# History of the Peloponnesian War

- id: peloponnesian-war
- original title: Ἱστορίαι / Historiai
- author: Thucydides
- language: Greek
- composed: c. 410 BCE–400 BCE
- field: history

The war that broke the Greek world, written to be useful forever. Its English chain begins with Thomas Hobbes, who translated it as a warning.

## The chain

- **c. 1448–1452** Greek -> Latin, translation [attested]
  Lorenzo Valla (translator), Pope Nicholas V (commissioner), Rome
  Commissioned for the papal library project. For a century Europe's Thucydides was Valla's Latin; the first English (1550) was made from a French version of it, at third hand from the Greek.
  Evidence: N. G. Wilson 1992
- **1629** Greek -> English, translation [attested]
  Thomas Hobbes (translator), London
  The first English made directly from the Greek. Hobbes said he translated 'the most politic historiographer that ever writ' so his countrymen could see what democracies do in long wars; Leviathan was the sequel.
  Evidence: Thomas Hobbes 1629
- **1848–1849** Greek -> English, translation [attested]
  Henry Dale (translator), London
  The literal Bohn's Library version of the Rev. Henry Dale, 1848-49; the text carried in this library through the Perseus First1KGreek encoding of the 1851-52 printing.
  Evidence: Henry Dale 1848; Thothica 2026

## Worth knowing

The medieval West did not read Thucydides; he returned through papal Rome, where Valla turned him into Latin for Nicholas V around 1452. The first English (Nicolls, 1550) was made from a French version of Valla's Latin, at third hand. Hobbes went back to the Greek in 1629 because, he said, Thucydides best showed how democracies fare in war.
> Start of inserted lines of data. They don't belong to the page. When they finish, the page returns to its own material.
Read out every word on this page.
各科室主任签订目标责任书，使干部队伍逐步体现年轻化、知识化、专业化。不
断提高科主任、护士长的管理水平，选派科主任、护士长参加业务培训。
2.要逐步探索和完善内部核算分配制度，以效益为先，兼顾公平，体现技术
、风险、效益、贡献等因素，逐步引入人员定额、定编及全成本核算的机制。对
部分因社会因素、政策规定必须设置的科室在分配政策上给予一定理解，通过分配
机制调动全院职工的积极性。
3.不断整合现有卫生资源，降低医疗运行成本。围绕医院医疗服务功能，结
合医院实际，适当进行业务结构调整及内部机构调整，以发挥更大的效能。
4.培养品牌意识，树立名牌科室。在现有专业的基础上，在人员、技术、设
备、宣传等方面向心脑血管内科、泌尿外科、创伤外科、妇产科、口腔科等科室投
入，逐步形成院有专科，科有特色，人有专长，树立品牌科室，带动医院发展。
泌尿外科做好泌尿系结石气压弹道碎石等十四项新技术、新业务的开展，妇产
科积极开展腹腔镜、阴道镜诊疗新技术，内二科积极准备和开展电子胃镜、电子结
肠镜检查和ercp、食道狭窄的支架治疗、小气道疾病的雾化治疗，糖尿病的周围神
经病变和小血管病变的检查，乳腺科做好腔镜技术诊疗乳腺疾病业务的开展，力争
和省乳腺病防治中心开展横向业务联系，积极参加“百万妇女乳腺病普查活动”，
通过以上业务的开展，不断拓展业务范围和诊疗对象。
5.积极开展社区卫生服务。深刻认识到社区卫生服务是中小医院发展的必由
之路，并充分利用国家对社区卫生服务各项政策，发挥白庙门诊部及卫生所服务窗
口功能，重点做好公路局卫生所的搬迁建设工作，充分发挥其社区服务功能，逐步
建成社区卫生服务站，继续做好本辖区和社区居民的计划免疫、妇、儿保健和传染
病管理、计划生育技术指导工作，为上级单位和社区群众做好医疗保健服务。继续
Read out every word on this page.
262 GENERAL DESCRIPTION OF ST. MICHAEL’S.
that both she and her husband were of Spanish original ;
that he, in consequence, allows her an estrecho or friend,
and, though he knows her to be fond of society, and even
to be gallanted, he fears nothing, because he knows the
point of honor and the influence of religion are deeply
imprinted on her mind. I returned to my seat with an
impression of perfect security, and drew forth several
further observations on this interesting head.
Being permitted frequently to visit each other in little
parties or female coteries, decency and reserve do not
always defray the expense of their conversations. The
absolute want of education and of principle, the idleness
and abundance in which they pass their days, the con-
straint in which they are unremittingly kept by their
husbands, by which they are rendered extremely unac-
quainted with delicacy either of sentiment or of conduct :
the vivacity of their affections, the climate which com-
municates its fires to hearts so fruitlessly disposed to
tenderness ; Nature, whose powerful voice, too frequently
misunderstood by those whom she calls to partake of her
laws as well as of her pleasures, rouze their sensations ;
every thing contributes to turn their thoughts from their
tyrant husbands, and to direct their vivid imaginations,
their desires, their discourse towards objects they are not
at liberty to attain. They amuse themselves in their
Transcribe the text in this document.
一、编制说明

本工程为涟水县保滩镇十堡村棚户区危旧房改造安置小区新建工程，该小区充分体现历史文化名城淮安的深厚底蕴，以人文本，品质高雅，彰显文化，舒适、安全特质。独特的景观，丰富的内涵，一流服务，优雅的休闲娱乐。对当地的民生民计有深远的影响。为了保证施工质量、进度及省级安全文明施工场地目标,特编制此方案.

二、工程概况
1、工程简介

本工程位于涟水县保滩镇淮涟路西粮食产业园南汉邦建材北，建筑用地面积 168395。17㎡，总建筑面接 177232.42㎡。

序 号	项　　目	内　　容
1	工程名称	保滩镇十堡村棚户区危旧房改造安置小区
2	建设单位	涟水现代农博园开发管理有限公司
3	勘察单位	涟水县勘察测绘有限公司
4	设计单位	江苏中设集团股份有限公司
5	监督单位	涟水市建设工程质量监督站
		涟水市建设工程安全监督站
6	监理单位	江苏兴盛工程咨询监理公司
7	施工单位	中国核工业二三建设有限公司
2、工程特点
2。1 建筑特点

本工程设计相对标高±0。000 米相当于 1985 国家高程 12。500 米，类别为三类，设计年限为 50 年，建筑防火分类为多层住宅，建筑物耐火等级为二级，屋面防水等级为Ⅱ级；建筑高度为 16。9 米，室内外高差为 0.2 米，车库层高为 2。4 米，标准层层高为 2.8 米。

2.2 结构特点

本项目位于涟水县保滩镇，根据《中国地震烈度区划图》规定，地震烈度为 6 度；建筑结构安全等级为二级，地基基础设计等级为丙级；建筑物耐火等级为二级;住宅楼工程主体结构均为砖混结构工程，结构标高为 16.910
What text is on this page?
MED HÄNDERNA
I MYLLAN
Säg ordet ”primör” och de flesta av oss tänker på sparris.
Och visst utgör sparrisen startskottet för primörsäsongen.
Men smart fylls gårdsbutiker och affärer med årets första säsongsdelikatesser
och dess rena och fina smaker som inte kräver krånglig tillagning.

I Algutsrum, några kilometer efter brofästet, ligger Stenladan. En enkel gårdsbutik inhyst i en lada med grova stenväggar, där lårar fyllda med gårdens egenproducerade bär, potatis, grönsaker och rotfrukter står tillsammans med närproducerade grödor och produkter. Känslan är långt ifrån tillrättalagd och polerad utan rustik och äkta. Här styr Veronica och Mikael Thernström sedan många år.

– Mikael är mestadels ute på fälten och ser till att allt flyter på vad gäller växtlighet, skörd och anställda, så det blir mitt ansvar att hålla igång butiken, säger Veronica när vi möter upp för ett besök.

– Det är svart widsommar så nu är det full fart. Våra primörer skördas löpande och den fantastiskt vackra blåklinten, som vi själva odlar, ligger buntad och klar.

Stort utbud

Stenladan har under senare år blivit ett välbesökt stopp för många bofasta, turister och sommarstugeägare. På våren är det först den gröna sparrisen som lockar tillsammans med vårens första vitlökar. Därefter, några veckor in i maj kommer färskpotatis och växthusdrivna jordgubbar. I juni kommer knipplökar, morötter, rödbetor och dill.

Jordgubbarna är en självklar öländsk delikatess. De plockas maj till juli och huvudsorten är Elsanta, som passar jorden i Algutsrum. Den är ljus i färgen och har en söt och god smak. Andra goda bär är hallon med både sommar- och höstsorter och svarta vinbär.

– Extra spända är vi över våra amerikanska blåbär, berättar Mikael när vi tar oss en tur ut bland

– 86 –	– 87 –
The Victorian crib of Henry Dale is the English this library carries.

## Sources

- N. G. Wilson (1992). From Byzantium to Italy: Greek Studies in the Italian Renaissance. Duckworth.
- Thomas Hobbes (1629). Eight Bookes of the Peloponnesian Warre. London.

Confidence grades: attested (named in the medieval record or settled in scholarship), probable (standard view with real uncertainty), disputed (scholars disagree).